Generally, final customization by the government is often required to fine tune the attack tool. But for basic, initial information gathering and initial infiltration, the tools used are strikingly similar to run-of-the-mill malware. In addition, there is a growing market for the discovery and sale of zero-day exploits to the highest bidder. Both governments and organized cybercrime organizations pay significant bounties for such exploits. As information about advanced persistent threats and long-term infiltration campaigns perpetrated by governments come to light, organized cybercrime will grow its market offerings to find suitable exploits, and provide adapted malware specifically targeted for nation state purposes. Specifically, there will be a decided drive in demand for access credentials into accounts owned by employees working for government agencies, private sector operators of critical infrastructure, technology companies, and large multinational corporations.
Disparate and disassociated efforts will be made to regulate state-sponsored cyberwarfare and the use of cyber tools in international forums. However, most of these will be unsuccessful as political tensions run high. Alliances will be formed in order to strengthen cooperation, information sharing, and incident response among like-minded states, with heavy priorities for protecting national interests against perceived ‘threat’ states. Currently Western governments have been actively working towards an international agreement of sorts for cyber conduct. Led by the UK, they are currently looking to revise an agreement to place export controls on sensitive cybersecurity technologies (cryptography, complex surveillance and hacking software), by amending the terms of the Wassenaar Arrangement on Export Controls for Conventional Arms and Dual-Use Goods and Technologies. Its Cold War legacy certainly throws a damper on the idea of ‘international’ cooperation, settling on a more ‘allied forces’ flavor instead.

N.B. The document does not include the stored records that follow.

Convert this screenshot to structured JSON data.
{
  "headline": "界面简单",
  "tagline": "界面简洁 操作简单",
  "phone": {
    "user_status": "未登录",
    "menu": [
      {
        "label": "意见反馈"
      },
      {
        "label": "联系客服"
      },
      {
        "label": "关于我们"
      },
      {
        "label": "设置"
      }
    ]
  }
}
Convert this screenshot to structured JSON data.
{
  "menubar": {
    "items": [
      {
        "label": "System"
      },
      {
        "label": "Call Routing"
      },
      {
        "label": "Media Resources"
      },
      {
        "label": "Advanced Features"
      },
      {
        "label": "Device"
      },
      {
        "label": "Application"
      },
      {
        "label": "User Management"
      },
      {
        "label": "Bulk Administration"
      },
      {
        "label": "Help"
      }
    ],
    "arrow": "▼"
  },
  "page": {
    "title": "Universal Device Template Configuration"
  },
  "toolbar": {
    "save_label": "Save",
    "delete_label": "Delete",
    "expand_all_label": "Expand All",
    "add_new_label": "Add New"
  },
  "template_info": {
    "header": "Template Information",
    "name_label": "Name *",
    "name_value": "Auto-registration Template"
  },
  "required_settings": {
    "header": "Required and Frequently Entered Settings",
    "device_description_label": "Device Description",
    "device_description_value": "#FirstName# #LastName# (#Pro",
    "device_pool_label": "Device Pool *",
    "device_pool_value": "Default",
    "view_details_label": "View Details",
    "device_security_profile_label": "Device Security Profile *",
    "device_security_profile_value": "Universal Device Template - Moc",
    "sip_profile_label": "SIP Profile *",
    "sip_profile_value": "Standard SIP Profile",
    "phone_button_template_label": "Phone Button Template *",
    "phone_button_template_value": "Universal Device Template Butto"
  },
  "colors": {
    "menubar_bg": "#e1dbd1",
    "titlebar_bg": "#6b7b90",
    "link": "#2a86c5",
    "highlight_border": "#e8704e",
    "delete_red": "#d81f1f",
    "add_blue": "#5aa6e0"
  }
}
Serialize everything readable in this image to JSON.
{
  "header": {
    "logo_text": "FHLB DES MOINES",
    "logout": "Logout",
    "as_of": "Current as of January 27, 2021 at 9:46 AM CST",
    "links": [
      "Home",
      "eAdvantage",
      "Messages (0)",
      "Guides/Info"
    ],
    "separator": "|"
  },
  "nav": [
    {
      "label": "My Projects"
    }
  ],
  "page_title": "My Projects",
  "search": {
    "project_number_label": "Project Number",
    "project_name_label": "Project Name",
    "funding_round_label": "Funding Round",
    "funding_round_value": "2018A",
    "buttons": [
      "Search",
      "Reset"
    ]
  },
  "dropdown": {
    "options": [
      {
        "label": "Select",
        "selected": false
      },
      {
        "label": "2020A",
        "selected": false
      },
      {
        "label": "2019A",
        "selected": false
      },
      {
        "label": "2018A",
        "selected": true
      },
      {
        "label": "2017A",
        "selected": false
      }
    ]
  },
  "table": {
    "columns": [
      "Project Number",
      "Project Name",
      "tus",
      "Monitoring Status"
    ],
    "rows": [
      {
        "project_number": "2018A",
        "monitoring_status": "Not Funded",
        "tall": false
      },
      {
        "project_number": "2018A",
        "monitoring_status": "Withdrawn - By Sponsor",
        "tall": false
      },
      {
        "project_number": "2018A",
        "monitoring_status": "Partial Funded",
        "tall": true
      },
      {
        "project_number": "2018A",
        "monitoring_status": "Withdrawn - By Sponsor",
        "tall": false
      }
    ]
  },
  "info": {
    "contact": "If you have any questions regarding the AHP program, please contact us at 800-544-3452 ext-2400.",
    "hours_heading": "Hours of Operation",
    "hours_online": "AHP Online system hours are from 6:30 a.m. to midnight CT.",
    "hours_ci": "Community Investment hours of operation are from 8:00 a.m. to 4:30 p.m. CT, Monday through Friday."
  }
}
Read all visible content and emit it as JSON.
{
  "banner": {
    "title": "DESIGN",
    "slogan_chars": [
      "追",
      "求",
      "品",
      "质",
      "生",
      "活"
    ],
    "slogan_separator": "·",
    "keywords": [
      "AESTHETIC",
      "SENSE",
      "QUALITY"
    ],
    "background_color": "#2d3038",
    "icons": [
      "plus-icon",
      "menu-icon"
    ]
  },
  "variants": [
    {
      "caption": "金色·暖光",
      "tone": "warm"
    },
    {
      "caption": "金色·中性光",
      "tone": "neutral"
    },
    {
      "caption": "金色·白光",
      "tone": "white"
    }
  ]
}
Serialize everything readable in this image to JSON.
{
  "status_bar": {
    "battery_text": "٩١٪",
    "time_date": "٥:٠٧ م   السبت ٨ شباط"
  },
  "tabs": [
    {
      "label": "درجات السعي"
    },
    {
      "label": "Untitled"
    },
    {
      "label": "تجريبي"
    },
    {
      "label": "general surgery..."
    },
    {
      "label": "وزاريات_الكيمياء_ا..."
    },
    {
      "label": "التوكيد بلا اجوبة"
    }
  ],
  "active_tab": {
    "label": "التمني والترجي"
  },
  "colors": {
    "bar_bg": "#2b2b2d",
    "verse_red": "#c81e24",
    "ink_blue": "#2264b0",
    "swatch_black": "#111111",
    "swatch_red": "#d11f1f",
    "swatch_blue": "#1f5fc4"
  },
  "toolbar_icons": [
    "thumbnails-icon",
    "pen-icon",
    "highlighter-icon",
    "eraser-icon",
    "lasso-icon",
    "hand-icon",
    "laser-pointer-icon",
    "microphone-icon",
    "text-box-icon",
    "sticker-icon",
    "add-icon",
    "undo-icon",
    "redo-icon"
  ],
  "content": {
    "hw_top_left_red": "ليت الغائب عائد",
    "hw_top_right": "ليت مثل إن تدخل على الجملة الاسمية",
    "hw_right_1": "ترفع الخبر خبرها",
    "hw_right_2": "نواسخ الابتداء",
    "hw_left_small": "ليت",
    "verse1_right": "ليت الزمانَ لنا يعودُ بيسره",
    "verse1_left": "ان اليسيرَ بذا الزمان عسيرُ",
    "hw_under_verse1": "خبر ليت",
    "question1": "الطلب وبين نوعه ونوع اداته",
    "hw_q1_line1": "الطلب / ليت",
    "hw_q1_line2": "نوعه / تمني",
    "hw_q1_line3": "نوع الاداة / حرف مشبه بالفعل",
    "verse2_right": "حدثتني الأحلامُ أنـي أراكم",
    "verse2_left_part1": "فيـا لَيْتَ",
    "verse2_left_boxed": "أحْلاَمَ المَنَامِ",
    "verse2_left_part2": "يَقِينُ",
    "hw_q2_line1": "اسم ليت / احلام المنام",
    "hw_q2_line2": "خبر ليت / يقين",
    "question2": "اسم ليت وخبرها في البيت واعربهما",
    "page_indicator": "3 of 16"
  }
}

Other preliminary efforts at regulating conduct in cyberspace by nation states have also been similarly one-sided. The Tallinn Manual on International Law Applicable to Cyber Warfare officially launched in March 2013. The Manual is the fruit of the NATO Cooperative Cyber Defence Centre of Excellence (CCDCOE), developed by a group of experts from western academic and military backgrounds offering insight into such issues as sovereignty, state responsibility, the use of force, the applicability of the law of armed conflict and the conduct of hostilities among others. However, the decidedly absent contribution of any military professional or academic from a non-NATO country throws the Manual in much the same boat as the efforts to amend Wassenaar. Undoubtedly harmonized international cooperation will unquestionably deteriorate before it even begins to look better.
The resulting international climate of digital mistrust and state sponsored cybercrime tactics will drive the emergence of specialized national cyber defense forces within law enforcement and the military. Most developed countries already have some form of national cybersecurity strategy in place and will seek to consolidate their action plans and flesh out the security of the different segments. The particular focus next year will be on better securing critical infrastructures from cyber attacks. Governments will allocate substantial budgets for national cybersecurity, and solicit participation from private sector defense contractors and specialized security vendors, with a priority for domestic companies. The priority will be to provide expanded national cybersecurity research and defense capabilities that can work in cooperation with private sector nominees.
The GCHQ in the UK for example has already set up two such cybersecurity research institutes with universities, security companies and defense contractors. The UK Ministry of Defense and Joint Command Forces created this year a new Joint Cyber Reserve with reservists working alongside regular forces to protect critical computer networks and safeguard vital data. This is separate from the Met Police’s National Hi-Tech Crime Unit (NHTCU), which works alongside Europol’s European Cybercrime Centre and Interpol’s soon to be opened Global Complex for Innovation (IGCI) Cybercrime. However, this progression of cyber and high tech crime units clearly shows that national strategies are finally showing concrete results in terms of concrete output. There is no doubt that other countries are expanding their cyber resources, and 2014 will certainly see a decided emergence in the number of army and police cyber forces.